En effet, tel que présenté par la stratégie de l’entreprise publique, «le développement  des filières des énergies renouvelables (solaire et éolien) n’obéit pas à une logique  de développement intégré», relève le dernier rapport de la Cour. Plus encore, «la révision de la stratégie en 2012 n’a pas pu corriger  le positionnement de la SIE dans le paysage institutionnel, ni formaliser les objectifs stratégiques assignés au secteur», précise le document.

La Cour des comptes signale aussi l’absence d’un contrat-programme entre l’Etat et la SIE. Cette absence de contractualisation, contraire à l’esprit de la loi 69.00, empêche la mise en place d’un cadre de référence qui engage l’ensemble des acteurs impliqués sur la base d’un diagnostic, d’une stratégie claire ainsi que d’objectifs et moyens prédéfinis.

Sur un tout autre registre, l’analyse de la démarche de la SIE démontre que l’entreprise n’a pas pu capter les investisseurs nationaux, ni internationaux. «C’est un processus embryonnaire qui manque de clarté et d’instruction». Les magistrats constatent aussi une «coordination mal établie» avec les autres acteurs stratégiques.

En clair, les interventions de la SIE se font sans coordination avec les autres structures impliquées dans l’énergie renouvelable, notamment Masen, l’ONEE ou encore l’Aderee. La Cour signale un faible portefeuille de projets. «Depuis sa création, la SIE n’a pu développer qu’un seul projet (en l’occurrence Sala Noor). Il faut quand même signaler que la SIE s’est engagée entre-temps sur des chantiers majeurs notamment les mosquées vertes ou encore l’écosystème solaire de la ville d’Agadir.

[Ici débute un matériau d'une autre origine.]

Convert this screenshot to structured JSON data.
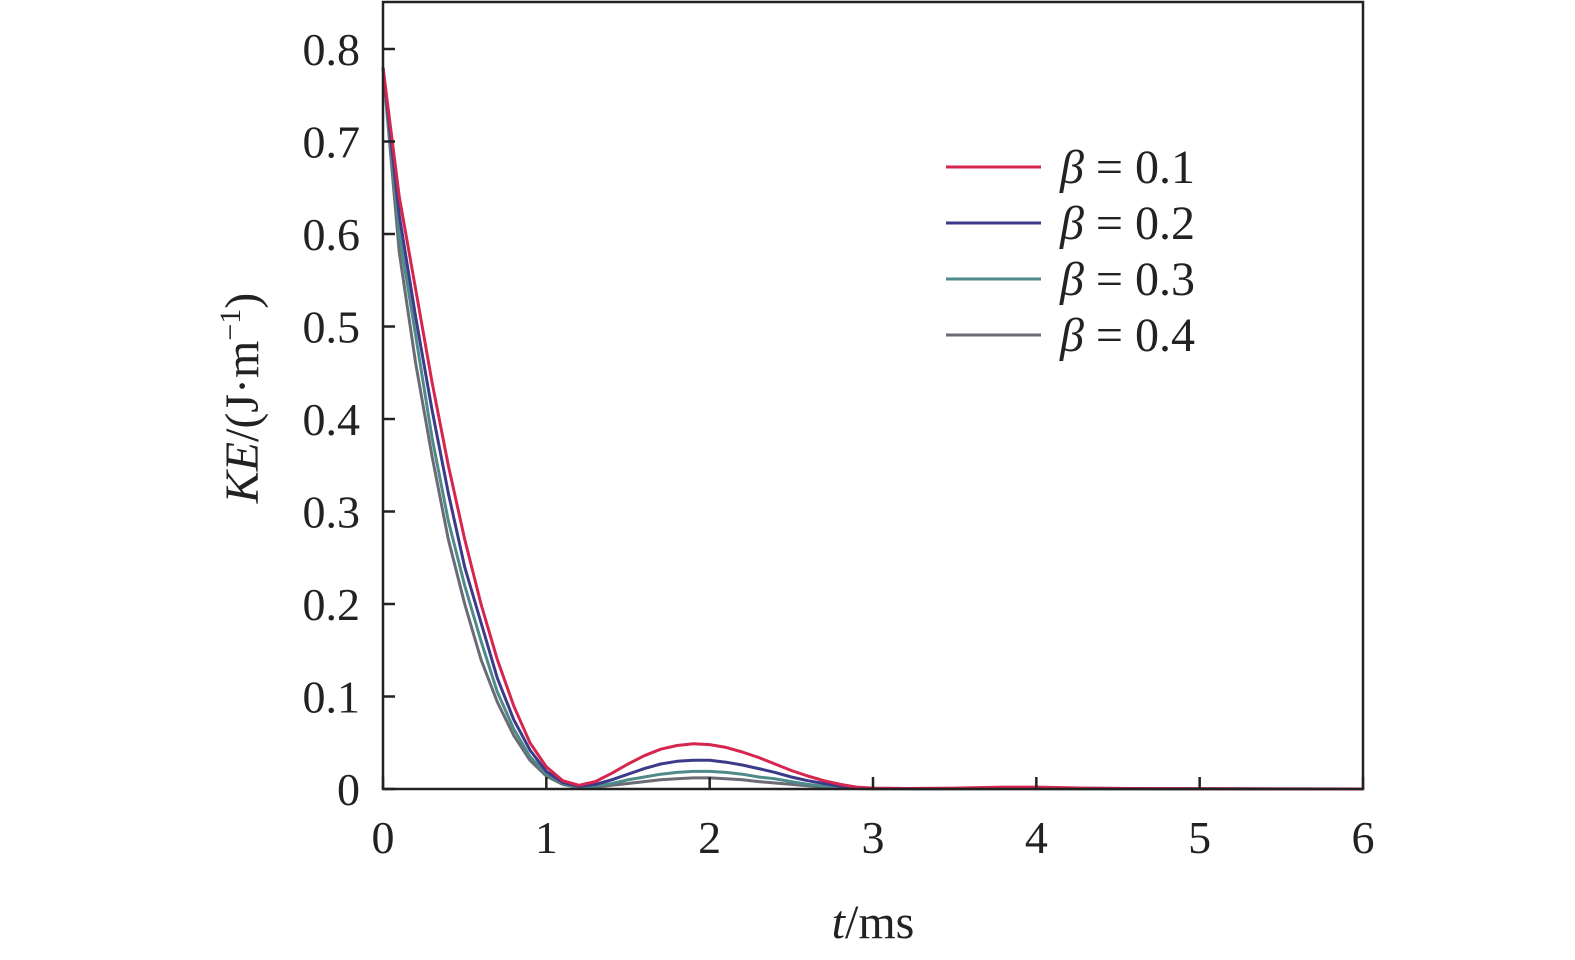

Par ailleurs, l’échec des projets est attribué, principalement, aux «graves faiblesses affectant leur conception». Les portefeuilles de projets n’ont pas fait l’objet d’analyses détaillées au stade de l’instruction». Aussi, «le processus de sélection n’a pas permis de choisir les meilleurs projets sur des bases économiques, techniques et financières saines», tiennent à préciser les magistrats.

Sur le plan de la gouvernance, le ministère de l’Energie n’exerce pas sa tutelle, conformément aux attributions prévues par le décret relatif à la gestion des activités de la SIE. Le conseil d’administration de la SIE ne compte pas d’administrateurs indépendants. Ce qui augmente le risque que les intérêts de l’entreprise ne soient pas considérés de manière adéquate, lors de la prise de décision. Selon la Cour des comptes, le conseil d’administration n’a pas joué pleinement son rôle de suivi, notamment  les orientations de l’activité de l’entreprise ainsi que les méthodes de leur mise en œuvre. Ce qui explique l’absence d’une stratégie unifiée et clairement définie par rapport aux missions et au rôle de la SIE.